#1

149 2 0
                                    

•November, 2011•

"Dasar! Kau bukan adikku! Jangan pernah kau berani bicara padaku lagi!"

Cha Jaeyeon. Anak perempuan berumur 13 tahun tersebut hanya bisa menunduk diam. Ini adalah pertama kalinya sang kakak, Cha Hakyeon, berteriak sekecang dan semenyeramkan itu dihadapannya.

BRAK!

Hakyeon membanting pintu kamar adiknya tersebut saat keluar dari sana. Raut wajahnya berubah menjadi sangat muak. "ARGH!" Teriakannya terdengar jelas didalam rumah mewah itu.

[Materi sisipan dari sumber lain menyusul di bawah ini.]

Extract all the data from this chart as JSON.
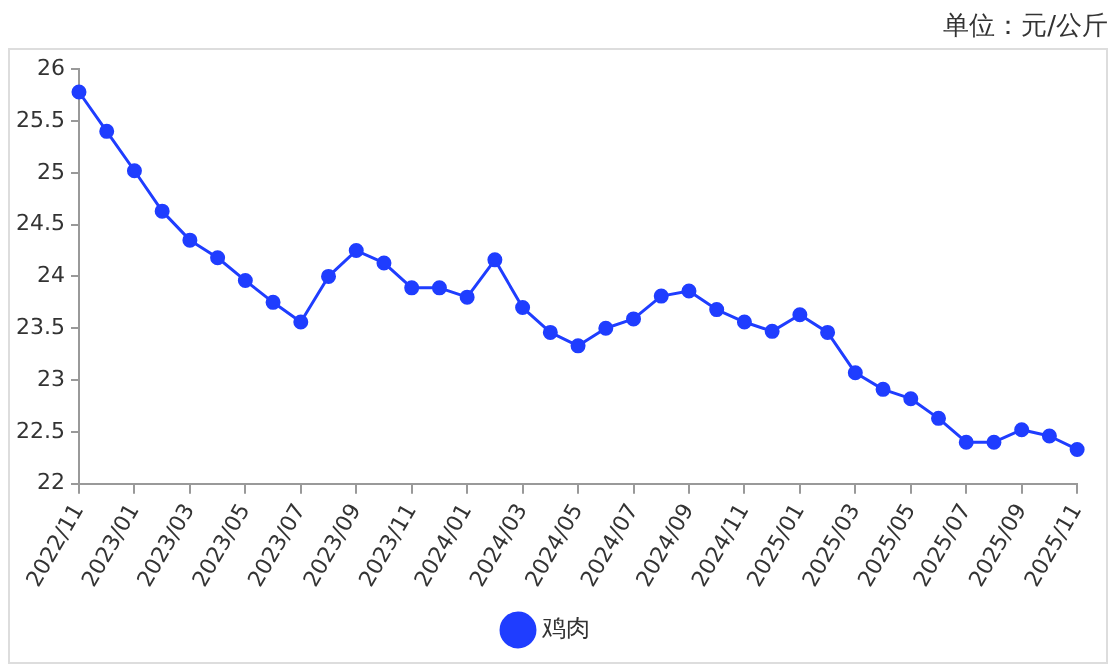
{
  "chart_data": {
    "type": "line",
    "annotations": [
      "单位：元/公斤"
    ],
    "categories": [
      "2022/11",
      null,
      "2023/01",
      null,
      "2023/03",
      null,
      "2023/05",
      null,
      "2023/07",
      null,
      "2023/09",
      null,
      "2023/11",
      null,
      "2024/01",
      null,
      "2024/03",
      null,
      "2024/05",
      null,
      "2024/07",
      null,
      "2024/09",
      null,
      "2024/11",
      null,
      "2025/01",
      null,
      "2025/03",
      null,
      "2025/05",
      null,
      "2025/07",
      null,
      "2025/09",
      null,
      "2025/11"
    ],
    "series": [
      {
        "name": "鸡肉",
        "color": "#1f3dff",
        "values": [
          25.78,
          25.4,
          25.02,
          24.63,
          24.35,
          24.18,
          23.96,
          23.75,
          23.56,
          24.0,
          24.25,
          24.13,
          23.89,
          23.89,
          23.8,
          24.16,
          23.7,
          23.46,
          23.33,
          23.5,
          23.59,
          23.81,
          23.86,
          23.68,
          23.56,
          23.47,
          23.63,
          23.46,
          23.07,
          22.91,
          22.82,
          22.63,
          22.4,
          22.4,
          22.52,
          22.46,
          22.33
        ]
      }
    ],
    "ylim": [
      22,
      26
    ],
    "yticks": [
      22,
      22.5,
      23,
      23.5,
      24,
      24.5,
      25,
      25.5,
      26
    ],
    "grid": false,
    "legend": "bottom",
    "marker": "circle",
    "line_style": "solid"
  }
}
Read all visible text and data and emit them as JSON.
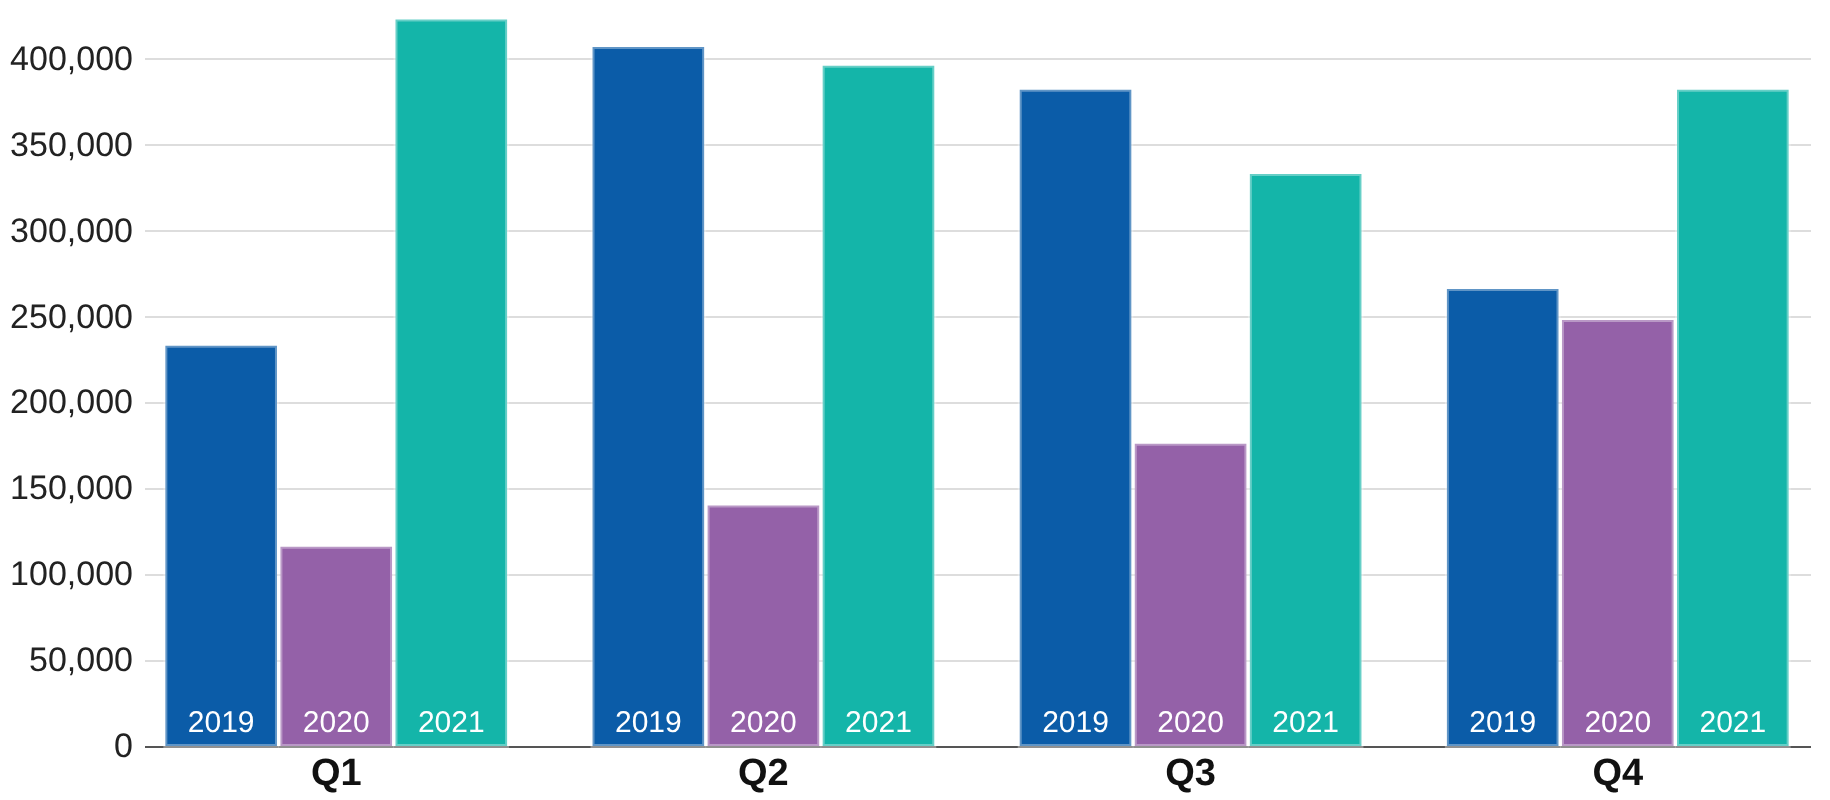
{
  "chart_data": {
    "type": "bar",
    "categories": [
      "Q1",
      "Q2",
      "Q3",
      "Q4"
    ],
    "series": [
      {
        "name": "2019",
        "color": "#0b5ca8",
        "values": [
          233000,
          407000,
          382000,
          266000
        ]
      },
      {
        "name": "2020",
        "color": "#9461a8",
        "values": [
          116000,
          140000,
          176000,
          248000
        ]
      },
      {
        "name": "2021",
        "color": "#14b5a9",
        "values": [
          423000,
          396000,
          333000,
          382000
        ]
      }
    ],
    "ylim": [
      0,
      425000
    ],
    "yticks": [
      {
        "value": 0,
        "label": "0"
      },
      {
        "value": 50000,
        "label": "50,000"
      },
      {
        "value": 100000,
        "label": "100,000"
      },
      {
        "value": 150000,
        "label": "150,000"
      },
      {
        "value": 200000,
        "label": "200,000"
      },
      {
        "value": 250000,
        "label": "250,000"
      },
      {
        "value": 300000,
        "label": "300,000"
      },
      {
        "value": 350000,
        "label": "350,000"
      },
      {
        "value": 400000,
        "label": "400,000"
      }
    ],
    "grid": "y",
    "legend": false
  }
}
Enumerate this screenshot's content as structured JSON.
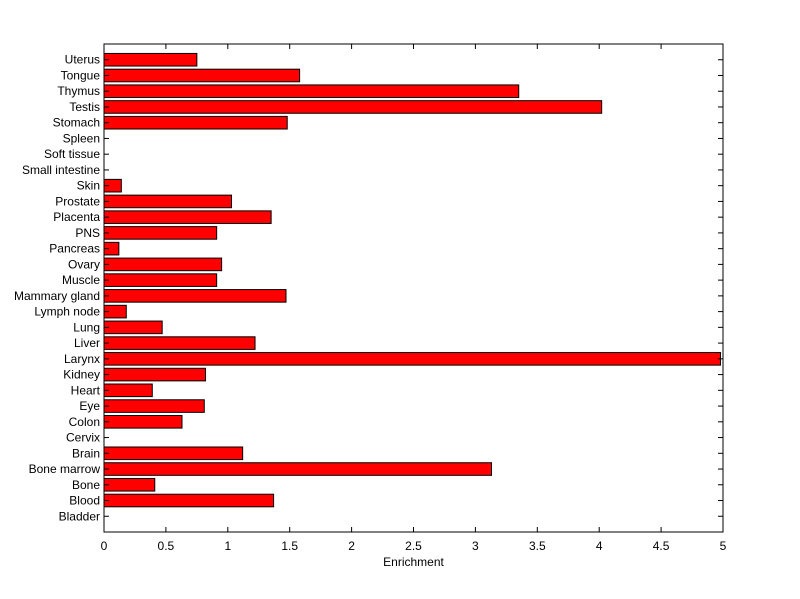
{
  "chart_data": {
    "type": "bar",
    "orientation": "horizontal",
    "categories": [
      "Bladder",
      "Blood",
      "Bone",
      "Bone marrow",
      "Brain",
      "Cervix",
      "Colon",
      "Eye",
      "Heart",
      "Kidney",
      "Larynx",
      "Liver",
      "Lung",
      "Lymph node",
      "Mammary gland",
      "Muscle",
      "Ovary",
      "Pancreas",
      "PNS",
      "Placenta",
      "Prostate",
      "Skin",
      "Small intestine",
      "Soft tissue",
      "Spleen",
      "Stomach",
      "Testis",
      "Thymus",
      "Tongue",
      "Uterus"
    ],
    "values": [
      0,
      1.37,
      0.41,
      3.13,
      1.12,
      0,
      0.63,
      0.81,
      0.39,
      0.82,
      4.98,
      1.22,
      0.47,
      0.18,
      1.47,
      0.91,
      0.95,
      0.12,
      0.91,
      1.35,
      1.03,
      0.14,
      0,
      0,
      0,
      1.48,
      4.02,
      3.35,
      1.58,
      0.75
    ],
    "xlabel": "Enrichment",
    "ylabel": "",
    "title": "",
    "xlim": [
      0,
      5
    ],
    "xticks": [
      "0",
      "0.5",
      "1",
      "1.5",
      "2",
      "2.5",
      "3",
      "3.5",
      "4",
      "4.5",
      "5"
    ],
    "bar_color": "#ff0000",
    "grid": false
  }
}
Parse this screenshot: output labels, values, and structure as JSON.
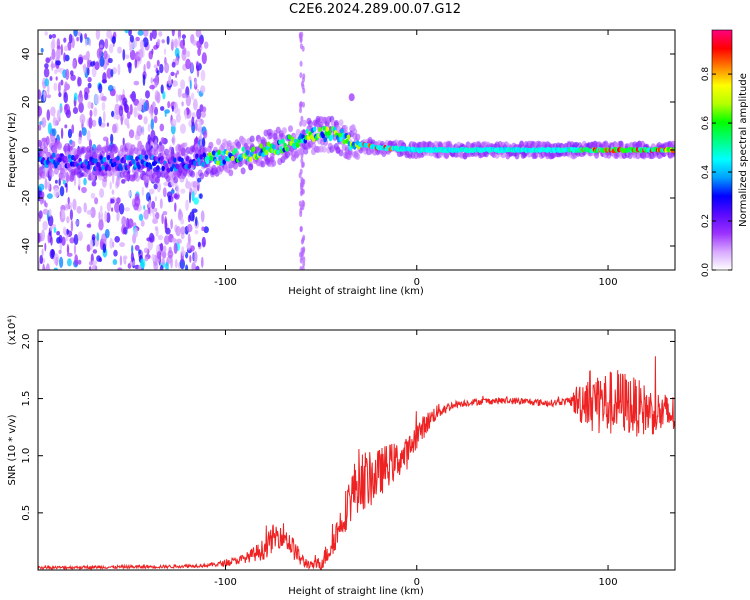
{
  "title": "C2E6.2024.289.00.07.G12",
  "chart_data": [
    {
      "type": "heatmap",
      "xlabel": "Height of straight line (km)",
      "ylabel": "Frequency (Hz)",
      "xlim": [
        -198,
        135
      ],
      "ylim": [
        -50,
        50
      ],
      "xticks": [
        -100,
        0,
        100
      ],
      "yticks": [
        -40,
        -20,
        0,
        20,
        40
      ],
      "colorbar": {
        "label": "Normalized spectral amplitude",
        "range": [
          0.0,
          0.98
        ],
        "ticks": [
          0.0,
          0.2,
          0.4,
          0.6,
          0.8
        ],
        "colors": [
          "#ffffff",
          "#d7a8ff",
          "#9b30ff",
          "#5a0aff",
          "#0000ff",
          "#00a0ff",
          "#00ffff",
          "#00ff80",
          "#00ff00",
          "#b4ff00",
          "#ffff00",
          "#ff8000",
          "#ff0000",
          "#ff007f"
        ]
      },
      "ridge": [
        {
          "x": -190,
          "y": -4
        },
        {
          "x": -170,
          "y": -6
        },
        {
          "x": -150,
          "y": -5
        },
        {
          "x": -130,
          "y": -6
        },
        {
          "x": -110,
          "y": -4
        },
        {
          "x": -90,
          "y": -2
        },
        {
          "x": -70,
          "y": 2
        },
        {
          "x": -60,
          "y": 5
        },
        {
          "x": -50,
          "y": 7
        },
        {
          "x": -40,
          "y": 6
        },
        {
          "x": -35,
          "y": 3
        },
        {
          "x": -28,
          "y": 2
        },
        {
          "x": -20,
          "y": 1
        },
        {
          "x": 0,
          "y": 0
        },
        {
          "x": 40,
          "y": 0
        },
        {
          "x": 80,
          "y": 0
        },
        {
          "x": 110,
          "y": 0
        },
        {
          "x": 135,
          "y": 0
        }
      ]
    },
    {
      "type": "line",
      "xlabel": "Height of straight line (km)",
      "ylabel": "SNR (10 * v/v)",
      "scale_note": "(x10⁴)",
      "xlim": [
        -198,
        135
      ],
      "ylim": [
        0.0,
        2.1
      ],
      "xticks": [
        -100,
        0,
        100
      ],
      "yticks": [
        0.5,
        1.0,
        1.5,
        2.0
      ],
      "ytick_labels": [
        "0.5",
        "1.0",
        "1.5",
        "2.0"
      ],
      "color": "#ee2222",
      "envelope": {
        "x": [
          -198,
          -130,
          -110,
          -100,
          -90,
          -80,
          -75,
          -70,
          -65,
          -60,
          -55,
          -50,
          -45,
          -40,
          -35,
          -30,
          -25,
          -20,
          -15,
          -10,
          -5,
          0,
          10,
          20,
          30,
          40,
          50,
          60,
          70,
          80,
          85,
          90,
          95,
          100,
          105,
          110,
          115,
          120,
          125,
          130,
          135
        ],
        "y": [
          0.02,
          0.03,
          0.04,
          0.06,
          0.1,
          0.18,
          0.28,
          0.32,
          0.2,
          0.08,
          0.04,
          0.06,
          0.2,
          0.4,
          0.62,
          0.8,
          0.78,
          0.84,
          0.92,
          0.96,
          1.02,
          1.18,
          1.38,
          1.45,
          1.47,
          1.48,
          1.48,
          1.47,
          1.46,
          1.48,
          1.47,
          1.52,
          1.48,
          1.45,
          1.48,
          1.46,
          1.42,
          1.4,
          1.38,
          1.36,
          1.36
        ]
      },
      "noise": {
        "x": [
          -198,
          -110,
          -90,
          -75,
          -65,
          -55,
          -40,
          -30,
          -20,
          -10,
          0,
          10,
          20,
          80,
          85,
          95,
          110,
          125,
          135
        ],
        "y": [
          0.012,
          0.015,
          0.04,
          0.12,
          0.1,
          0.03,
          0.15,
          0.28,
          0.22,
          0.16,
          0.12,
          0.07,
          0.03,
          0.03,
          0.2,
          0.3,
          0.28,
          0.2,
          0.18
        ]
      }
    }
  ]
}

Ia menuruni tangga dan memanggil 2 penjaga. "Kalian berdua, jangan pernah biarkan anak itu keluar kecuali ke sekolah. Dan jangan biarkan orang lain masuk kecuali aku." Kata Hakyeon.

"Siap, tuan muda." Kedua penjaga ber name tag 'Eric Nam' dan 'Lee Ho Won' tersebut langsung bergerak, lalu memposisikan diri mereka didepan pintu putih kamar Jaeyeon.

Hakyeon hanya menaikkan salah satu sudut bibirnya melihat kedua penjaga yang memiliki gaya rambut serta jas yang sama itu, lalu ia pergi keluar rumah dan menaiki mobil pribadinya kesuatu tempat.

Sedangkan Jaeyeon didalam kamar, hanya meringkuk diatas kasur biru queen size nya, menangis. Kejadian 1 minggu lalu terekam di otaknya. Saat dimana rumah mewah ini berubah menjadi sebuah kenangan buruk bagi keluarga bermarga Cha tersebut.

Flashback•

Hakyeon dan Jaeyeon saat itu sedang bermain musik bersama di ruang keluarga. Sang ibu dan ayah yang sedang mengobrol di dapur tersenyum mendengar keharmonisan melodi dari gitar yang dimainkan Hakyeon dan juga suara merdu Jaeyeon.

Namun tiba-tiba, suasana dirumah itu berubah sangat serius dan menyeramkan. Sekelompok orang tak dikenal mendobrak pintu rumah mereka dan masuk sambil membawa pistol.

Otomatis kedua pasangan suami-istri tersebut langsung melindungi kakak beradik itu yang ada dibelakang mereka. Tanpa ragu lagi, dua orang dari kelompok itu langsung menembakkan peluru ke arah ibu mereka dan tepat terkena di perut sang ibu.

"IBU!" belum sempat Jaeyeon ingin menghampiri tubuh ibunya, Hakyeon sudah menarik lengannya dan lari ke pintu belakang untuk kabur bersama sang ayah.

Namun baru berlari beberapa meter dari rumah, beberapa orang asing telah memgepung mereka. Tidak ada jalan keluar. Salah satu dari mereka menarik Jaeyeon dan menodong pistol ke kepalanya.

"Menyerahlah. Atau anak perempuan manis mu ini akan pergi dalam sekejap." Ancam orang itu.

Sontak sang ayah menyuruh Hakyeon lari untuk mengalihkan perhatian yang lain, sementara sang ayah akan melawan sendiri pendekap Jaeyeon.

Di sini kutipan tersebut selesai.